The lack of universal application across all employees excludes these expenses from being classified as social expenses. This distinction brings into question the appropriate tax treatment under PITA and CITA.

The Issue

The key issue is how to tax life insurance and additional health insurance expenses provided only to selected employees. Since these do not qualify as social expenses:

  • Should they be taxed as employee income under PITA, subject to income tax and social security contributions?
  • Or, should they be treated as non-deductible expenses under CITA, increasing the company’s financial result?

Resolution

Two possible approaches to the tax treatment of these expenses are:

  1. Monetary Relations Between Employer and Employee
    • If these expenses are considered part of the monetary relationship between the employer and employee, they are regarded as employee income under PITA.
    • In this case, the company must pay income tax and social security contributions on these expenses.
  2. Non-Deductible Expenses
    • An alternative approach, supported by part of the accounting community, is to treat these expenses as non-deductible under CITA, increasing the company’s financial result at the end of the year.
    • This conclusion is supported by the Bulgarian Law Digest (2023, pp. 346–347), which clarifies that if additional health insurance is not extended to all employees, it does not constitute social expenses. While life insurance is not explicitly addressed, this interpretation can be applied by analogy.

Conclusion

After detailed discussions within the company and a review of relevant legislative provisions, both approaches are valid and can be applied. However, due to the lack of a definitive position from the National Revenue Agency (NRA), the company opted to treat these expenses as non-deductible under CITA, increasing its financial result.

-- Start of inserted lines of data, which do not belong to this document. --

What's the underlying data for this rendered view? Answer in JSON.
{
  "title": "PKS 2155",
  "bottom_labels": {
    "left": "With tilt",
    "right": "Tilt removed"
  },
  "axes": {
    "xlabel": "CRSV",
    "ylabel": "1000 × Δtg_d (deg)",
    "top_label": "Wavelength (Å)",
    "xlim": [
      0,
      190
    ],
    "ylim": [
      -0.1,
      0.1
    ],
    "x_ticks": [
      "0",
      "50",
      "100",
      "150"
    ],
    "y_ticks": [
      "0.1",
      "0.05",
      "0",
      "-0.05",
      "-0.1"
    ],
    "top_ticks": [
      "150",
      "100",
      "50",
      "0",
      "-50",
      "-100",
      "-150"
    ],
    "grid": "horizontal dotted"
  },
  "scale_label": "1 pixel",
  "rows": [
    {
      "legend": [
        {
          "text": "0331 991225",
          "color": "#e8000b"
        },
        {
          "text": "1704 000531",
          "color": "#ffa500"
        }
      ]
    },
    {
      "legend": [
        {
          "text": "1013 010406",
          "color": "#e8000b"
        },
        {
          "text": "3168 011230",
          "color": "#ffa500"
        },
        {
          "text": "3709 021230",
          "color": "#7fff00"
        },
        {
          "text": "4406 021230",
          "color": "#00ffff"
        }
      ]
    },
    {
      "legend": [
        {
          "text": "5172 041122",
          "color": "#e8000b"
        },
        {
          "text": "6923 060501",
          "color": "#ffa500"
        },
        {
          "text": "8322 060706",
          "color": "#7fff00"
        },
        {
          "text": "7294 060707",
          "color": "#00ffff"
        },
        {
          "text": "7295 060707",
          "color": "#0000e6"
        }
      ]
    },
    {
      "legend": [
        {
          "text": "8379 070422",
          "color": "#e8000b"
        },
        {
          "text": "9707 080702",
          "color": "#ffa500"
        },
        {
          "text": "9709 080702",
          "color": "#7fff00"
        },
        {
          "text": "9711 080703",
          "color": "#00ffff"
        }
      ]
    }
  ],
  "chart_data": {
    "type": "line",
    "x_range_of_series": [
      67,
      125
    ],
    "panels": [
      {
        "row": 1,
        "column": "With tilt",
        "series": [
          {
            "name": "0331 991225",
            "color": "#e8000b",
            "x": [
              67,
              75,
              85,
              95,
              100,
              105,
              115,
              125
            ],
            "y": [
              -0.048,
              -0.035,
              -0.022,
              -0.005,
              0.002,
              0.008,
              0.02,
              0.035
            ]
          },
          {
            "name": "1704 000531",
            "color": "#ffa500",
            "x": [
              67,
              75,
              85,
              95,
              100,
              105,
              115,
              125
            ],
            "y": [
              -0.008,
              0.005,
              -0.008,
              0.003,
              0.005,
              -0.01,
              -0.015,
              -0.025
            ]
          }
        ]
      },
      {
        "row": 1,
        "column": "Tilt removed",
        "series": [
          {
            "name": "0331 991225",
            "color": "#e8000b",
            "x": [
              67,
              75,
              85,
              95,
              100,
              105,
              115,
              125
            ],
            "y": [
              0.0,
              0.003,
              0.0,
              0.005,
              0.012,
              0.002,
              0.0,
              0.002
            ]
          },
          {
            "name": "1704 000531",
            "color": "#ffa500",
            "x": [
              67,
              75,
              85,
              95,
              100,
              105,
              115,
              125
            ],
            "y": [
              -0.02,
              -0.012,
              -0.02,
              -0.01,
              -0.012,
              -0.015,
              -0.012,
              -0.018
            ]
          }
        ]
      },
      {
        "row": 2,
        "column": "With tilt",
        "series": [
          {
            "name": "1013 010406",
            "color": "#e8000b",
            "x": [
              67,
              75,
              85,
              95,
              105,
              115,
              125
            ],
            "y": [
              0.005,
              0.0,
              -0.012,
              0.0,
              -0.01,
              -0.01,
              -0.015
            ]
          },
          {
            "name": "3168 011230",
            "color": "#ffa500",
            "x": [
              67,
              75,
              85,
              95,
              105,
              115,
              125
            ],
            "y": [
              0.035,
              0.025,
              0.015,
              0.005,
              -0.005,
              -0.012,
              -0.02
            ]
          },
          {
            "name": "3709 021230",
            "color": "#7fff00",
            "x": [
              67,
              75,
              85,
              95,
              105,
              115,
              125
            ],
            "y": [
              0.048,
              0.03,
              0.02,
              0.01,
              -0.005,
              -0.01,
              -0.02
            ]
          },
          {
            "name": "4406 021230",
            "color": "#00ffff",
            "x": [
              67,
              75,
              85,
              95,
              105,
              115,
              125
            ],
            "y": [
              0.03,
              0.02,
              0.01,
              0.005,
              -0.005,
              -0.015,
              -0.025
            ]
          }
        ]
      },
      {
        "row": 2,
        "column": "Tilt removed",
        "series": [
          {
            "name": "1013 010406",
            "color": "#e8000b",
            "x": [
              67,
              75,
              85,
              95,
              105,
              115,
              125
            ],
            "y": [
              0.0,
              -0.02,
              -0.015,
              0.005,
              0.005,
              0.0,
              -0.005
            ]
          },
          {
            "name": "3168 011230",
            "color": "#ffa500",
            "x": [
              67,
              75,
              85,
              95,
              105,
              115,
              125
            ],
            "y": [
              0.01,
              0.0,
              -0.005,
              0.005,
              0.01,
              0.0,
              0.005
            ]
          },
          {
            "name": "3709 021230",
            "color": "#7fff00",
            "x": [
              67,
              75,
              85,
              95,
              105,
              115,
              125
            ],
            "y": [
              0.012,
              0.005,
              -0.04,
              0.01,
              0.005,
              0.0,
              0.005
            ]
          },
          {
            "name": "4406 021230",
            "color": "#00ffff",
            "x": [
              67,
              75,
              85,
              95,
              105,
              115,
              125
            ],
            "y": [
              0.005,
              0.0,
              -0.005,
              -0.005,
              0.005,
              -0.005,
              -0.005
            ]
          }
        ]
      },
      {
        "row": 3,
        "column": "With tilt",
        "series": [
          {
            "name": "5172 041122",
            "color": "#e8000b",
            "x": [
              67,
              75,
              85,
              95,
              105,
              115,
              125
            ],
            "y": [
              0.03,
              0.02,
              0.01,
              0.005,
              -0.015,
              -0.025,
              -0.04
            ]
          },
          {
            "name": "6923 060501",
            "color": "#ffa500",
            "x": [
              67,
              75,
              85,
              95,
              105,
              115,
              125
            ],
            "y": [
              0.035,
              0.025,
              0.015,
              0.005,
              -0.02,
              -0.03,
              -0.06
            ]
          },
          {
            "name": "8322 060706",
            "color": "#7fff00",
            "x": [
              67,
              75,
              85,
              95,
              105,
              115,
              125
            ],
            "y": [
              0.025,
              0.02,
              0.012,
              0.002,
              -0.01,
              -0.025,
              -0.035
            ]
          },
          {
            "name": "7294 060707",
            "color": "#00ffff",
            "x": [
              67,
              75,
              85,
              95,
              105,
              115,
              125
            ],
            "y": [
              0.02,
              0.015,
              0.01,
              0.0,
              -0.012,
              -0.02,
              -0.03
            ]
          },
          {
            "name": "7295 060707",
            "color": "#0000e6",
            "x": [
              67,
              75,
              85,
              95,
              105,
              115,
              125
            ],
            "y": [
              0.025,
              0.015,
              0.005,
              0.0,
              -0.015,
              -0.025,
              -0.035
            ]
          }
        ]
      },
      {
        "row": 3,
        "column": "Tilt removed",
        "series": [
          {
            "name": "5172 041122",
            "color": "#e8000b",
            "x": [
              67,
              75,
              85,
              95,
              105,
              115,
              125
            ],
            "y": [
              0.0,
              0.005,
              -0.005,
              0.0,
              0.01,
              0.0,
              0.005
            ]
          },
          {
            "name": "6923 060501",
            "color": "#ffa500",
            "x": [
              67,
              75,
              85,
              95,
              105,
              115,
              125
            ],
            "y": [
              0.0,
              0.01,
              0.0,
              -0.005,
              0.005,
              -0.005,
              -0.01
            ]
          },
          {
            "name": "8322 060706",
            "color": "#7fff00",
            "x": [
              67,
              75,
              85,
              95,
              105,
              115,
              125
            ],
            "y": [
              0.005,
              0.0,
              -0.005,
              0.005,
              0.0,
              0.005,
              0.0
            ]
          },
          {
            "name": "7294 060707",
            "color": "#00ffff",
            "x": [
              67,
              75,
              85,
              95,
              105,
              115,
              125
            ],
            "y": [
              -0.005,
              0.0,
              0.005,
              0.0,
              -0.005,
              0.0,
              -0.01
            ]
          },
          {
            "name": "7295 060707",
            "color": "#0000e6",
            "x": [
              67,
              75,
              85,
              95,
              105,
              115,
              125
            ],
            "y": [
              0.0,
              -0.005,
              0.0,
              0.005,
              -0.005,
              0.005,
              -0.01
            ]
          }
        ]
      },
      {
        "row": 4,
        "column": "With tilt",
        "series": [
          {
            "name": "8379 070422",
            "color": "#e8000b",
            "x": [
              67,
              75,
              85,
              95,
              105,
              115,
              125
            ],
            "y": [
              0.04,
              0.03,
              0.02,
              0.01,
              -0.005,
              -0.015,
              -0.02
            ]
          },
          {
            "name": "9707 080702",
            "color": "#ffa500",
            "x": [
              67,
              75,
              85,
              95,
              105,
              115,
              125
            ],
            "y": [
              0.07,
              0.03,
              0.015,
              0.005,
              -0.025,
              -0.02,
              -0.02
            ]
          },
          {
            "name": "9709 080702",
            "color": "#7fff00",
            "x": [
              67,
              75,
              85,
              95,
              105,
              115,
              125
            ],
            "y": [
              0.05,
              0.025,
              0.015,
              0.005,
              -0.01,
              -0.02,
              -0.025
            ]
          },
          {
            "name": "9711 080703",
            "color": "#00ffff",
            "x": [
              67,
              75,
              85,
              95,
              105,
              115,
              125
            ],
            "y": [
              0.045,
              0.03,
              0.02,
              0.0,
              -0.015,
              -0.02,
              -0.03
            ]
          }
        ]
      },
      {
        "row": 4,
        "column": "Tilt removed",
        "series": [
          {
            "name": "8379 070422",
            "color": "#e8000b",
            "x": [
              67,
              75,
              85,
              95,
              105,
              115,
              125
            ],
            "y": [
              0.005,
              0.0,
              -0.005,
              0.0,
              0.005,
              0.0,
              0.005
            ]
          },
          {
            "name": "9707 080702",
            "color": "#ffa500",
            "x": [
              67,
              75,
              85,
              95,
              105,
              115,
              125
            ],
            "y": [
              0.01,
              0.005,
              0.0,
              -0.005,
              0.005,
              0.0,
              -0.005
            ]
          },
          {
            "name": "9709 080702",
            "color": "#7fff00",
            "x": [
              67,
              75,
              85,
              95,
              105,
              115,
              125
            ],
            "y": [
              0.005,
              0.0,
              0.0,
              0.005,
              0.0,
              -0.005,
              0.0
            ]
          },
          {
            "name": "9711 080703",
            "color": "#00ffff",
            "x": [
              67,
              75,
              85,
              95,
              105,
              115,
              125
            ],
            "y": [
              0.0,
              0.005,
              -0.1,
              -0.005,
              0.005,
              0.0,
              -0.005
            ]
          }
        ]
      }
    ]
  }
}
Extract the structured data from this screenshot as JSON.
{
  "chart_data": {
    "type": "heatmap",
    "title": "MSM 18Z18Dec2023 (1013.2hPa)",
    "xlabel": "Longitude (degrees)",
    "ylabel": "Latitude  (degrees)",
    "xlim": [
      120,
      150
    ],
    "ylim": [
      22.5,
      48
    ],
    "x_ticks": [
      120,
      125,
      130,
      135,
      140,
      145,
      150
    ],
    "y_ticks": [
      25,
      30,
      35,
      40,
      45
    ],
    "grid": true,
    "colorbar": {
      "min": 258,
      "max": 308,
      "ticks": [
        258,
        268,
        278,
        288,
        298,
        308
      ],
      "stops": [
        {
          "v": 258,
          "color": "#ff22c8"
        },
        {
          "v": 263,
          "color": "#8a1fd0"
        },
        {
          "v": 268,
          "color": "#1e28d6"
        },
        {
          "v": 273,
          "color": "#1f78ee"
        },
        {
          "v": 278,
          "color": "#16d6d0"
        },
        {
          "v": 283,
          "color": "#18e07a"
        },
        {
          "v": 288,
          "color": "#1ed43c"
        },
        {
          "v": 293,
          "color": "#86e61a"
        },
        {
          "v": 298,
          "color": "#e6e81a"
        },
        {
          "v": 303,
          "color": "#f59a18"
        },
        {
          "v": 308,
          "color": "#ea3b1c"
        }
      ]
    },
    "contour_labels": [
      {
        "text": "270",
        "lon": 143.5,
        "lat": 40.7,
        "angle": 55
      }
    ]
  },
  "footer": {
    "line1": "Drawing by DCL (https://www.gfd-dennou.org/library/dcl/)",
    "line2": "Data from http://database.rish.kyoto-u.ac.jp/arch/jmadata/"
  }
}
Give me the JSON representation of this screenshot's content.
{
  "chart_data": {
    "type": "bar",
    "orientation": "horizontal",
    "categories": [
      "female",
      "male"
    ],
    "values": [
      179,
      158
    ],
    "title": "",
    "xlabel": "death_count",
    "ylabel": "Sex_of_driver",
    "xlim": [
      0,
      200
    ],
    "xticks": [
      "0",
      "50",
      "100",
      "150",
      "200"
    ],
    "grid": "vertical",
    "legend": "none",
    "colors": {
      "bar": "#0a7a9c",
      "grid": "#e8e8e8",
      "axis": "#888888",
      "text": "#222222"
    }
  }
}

Alternatively, should the company choose to treat these expenses as employee income, they must comply with taxation under PITA, including income tax and social security contributions.

Key Takeaways for Businesses

  • Tax Compliance: Employers offering selective benefits should carefully evaluate their tax treatment under both PITA and CITA.
  • Legal Interpretation: Businesses should stay updated on clarifications and case law from authorities like the NRA and rely on trusted resources like the Bulgarian Law Digest.
  • Decision-Making: When in doubt, consult with tax professionals to ensure compliance and optimal tax strategies.

By addressing this common tax challenge, businesses can make informed decisions that align with their financial and legal obligations.

Clients’ names and photos have been changed.